FIG. 1 (C): Corresponding to a high frequency signal produced by potting a sealing material containing an epoxy resin as a main component on a cured product of a low dielectric loss tangent resin composition and curing at 180 ° C./30 minutes FIG. 3 is a schematic cross-sectional view of the manufactured semiconductor device. In this semiconductor device, since the periphery of the wiring is covered with an insulating layer having a low dielectric constant and a low dielectric loss tangent, the electric signal loss is small.

[0073]

According to the present invention, a low dielectric loss tangent resin composition containing a specific polyfunctional styrene compound and a filler or a high molecular weight substance and having fluidity at room temperature can be obtained.

Since the present resin composition is in a liquid state, it is easy to coat wiring having a complicated shape such as gold wire wiring,
By using the present resin composition as an insulator, a semiconductor device having a low dielectric loss can be easily manufactured.

[Brief description of drawings]

FIG. 1 is a schematic cross-sectional view of a semiconductor device manufactured by a wire bonding method.

[Explanation of symbols]

1 ... Shield, 2 ... Substrate electrode, 3 ... Substrate, 4 ... Gold wire wiring, 5 ... Aluminum electrode, 6 ... IC chip, 7 ... Die bond resin, 8 ... Low dielectric loss tangent resin cured product, 9 ... Epoxy resin cured product.

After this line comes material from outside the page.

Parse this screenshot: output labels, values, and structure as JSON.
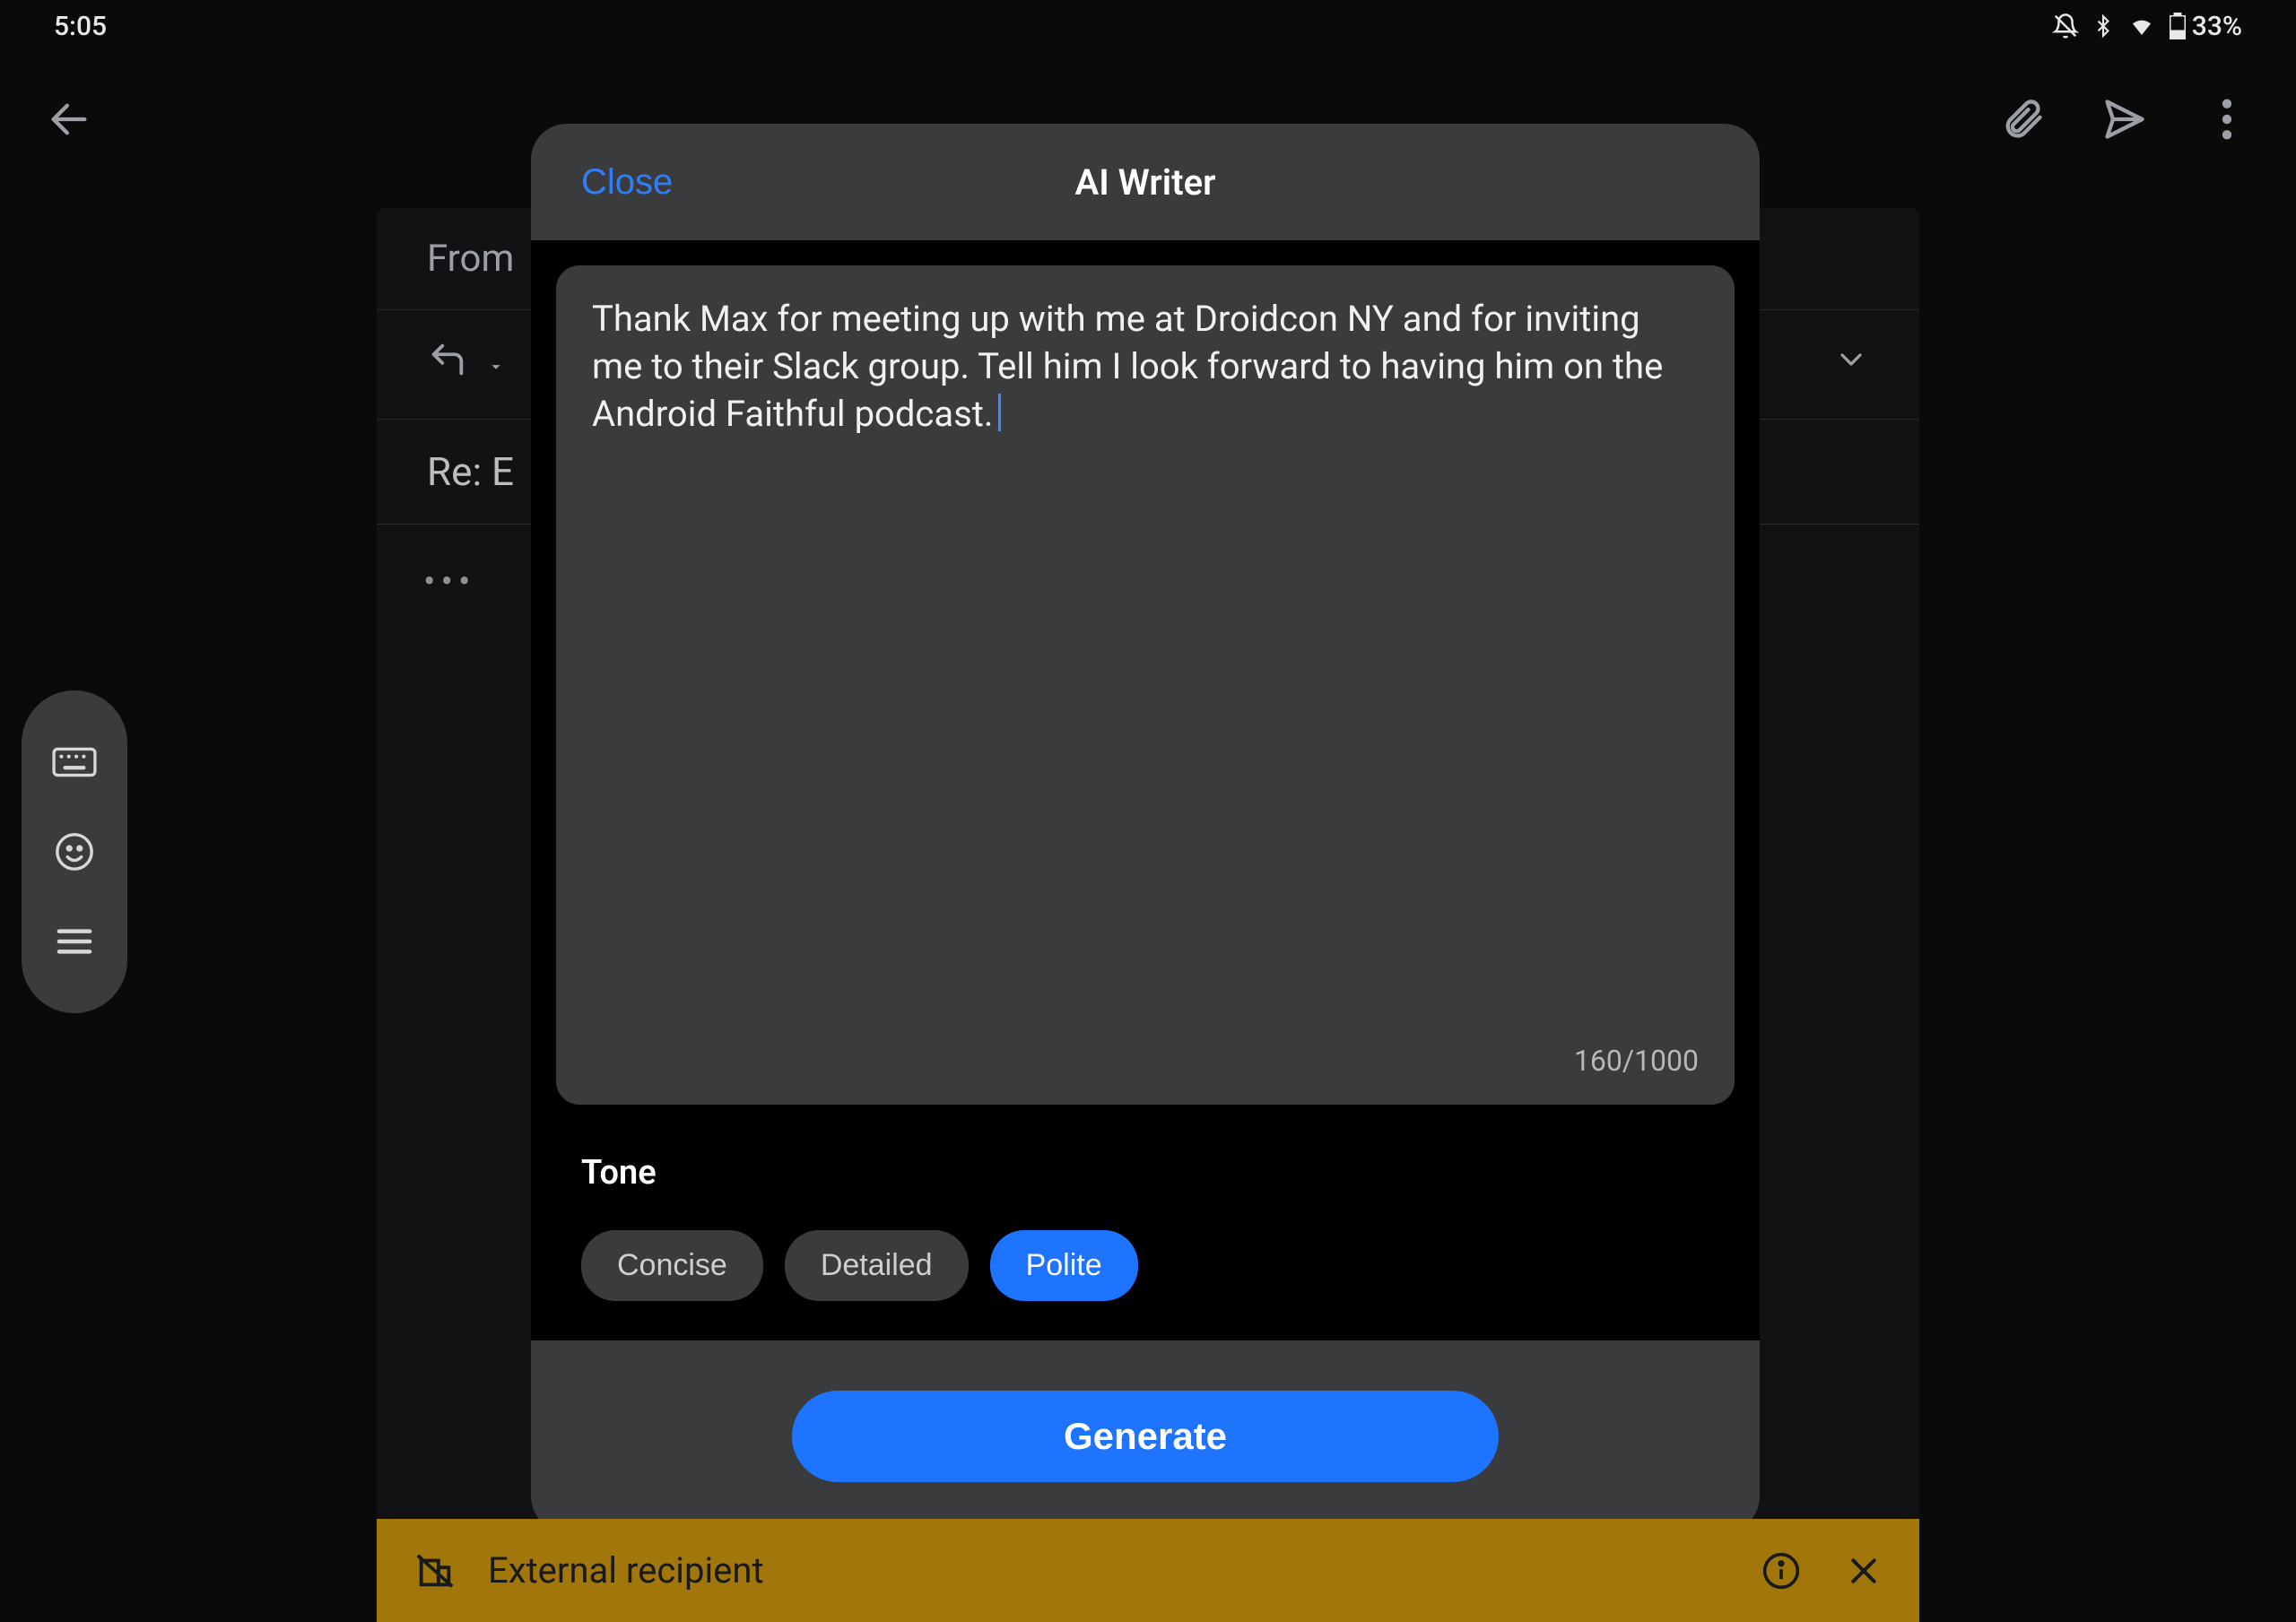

─────────────────────────────────────────────────── ─── Continuation of the front page (51) Int.Cl. ⁷ Identification code FI Theme Coat (reference) H01L 23/31 (72) Inventor Keiro Ishikawa 7-1 Omika-cho, Hitachi-shi, Ibaraki Stock company Hitachi, Ltd. Hitachi Research Laboratory (72) Inventor Takao Miwa 7-1, Omika-cho, Hitachi City, Ibaraki Prefecture Hitachi Ltd. Hitachi Research Laboratory's F-term (reference) 4J011 PA03 PA07 PA15 PB22 PC02 PC08 4J026 AA45 AA68 AB44 BA45 DB05 DB11 DB13 FA09 GA06 4M109 AA01 BA03 CA02 DB09 EA01 EB11 EC07 5G305 AA07 AB10 BA12 BA13 BA15 CA02 CA07 CA08 CA26 CC01 CC02 CC03 CC12 CC14 CD01

Claims (9)

[Claims] 1. A general formula: (However, R is a hydrocarbon skeleton which may have a substituent,
R1 is any one of hydrogen, methyl, and ethyl, m is an integer of 1 to 4, and n is an integer of 2 or more), and includes a cross-linking component having a plurality of styrene groups. A low dielectric loss tangent resin composition containing at least one of the agents and having fluidity at room temperature. 2. The low dielectric loss tangent resin composition according to claim 1, wherein the cross-linking component is liquid at room temperature and the high molecular weight substance is liquid. 3. The low dielectric constant according to claim 2, wherein the high molecular weight substance is a resin containing at least one selected from butadiene, a polymer containing an acrylate ester, and a polysiloxane which may have a substituent. Tangent resin composition. 4. The filler has an average particle size of 0.1 to 100 μm.
The low dielectric loss tangent resin composition according to claim 1, containing at least one selected from magnesium hydroxide, aluminum hydroxide, titanium oxide, silicon oxide, borosilicate glass, aluminum borate, and carbon. 5. The low dielectric loss tangent resin composition according to claim 1, comprising at least one of a curing catalyst capable of polymerizing and crosslinking a styrene group, and a polymerization inhibitor suppressing polymerization and crosslinking of a styrene group. 6. The total amount of the resin components is 100 parts by weight, the curing catalyst is 0.0005 to 10 parts by weight, and the polymerization inhibitor is 0.0.
The low dielectric loss tangent resin composition according to claim 5, comprising 005 to 5 parts by weight. 7. A cured product obtained by curing the low dielectric loss tangent resin composition according to any one of claims 1 to 6. 8. An insulator obtained by curing the low dielectric loss tangent resin composition according to any one of claims 1 to 6. 9. A semiconductor device using a cured product of the low dielectric loss tangent resin composition according to claim 1 as an insulator.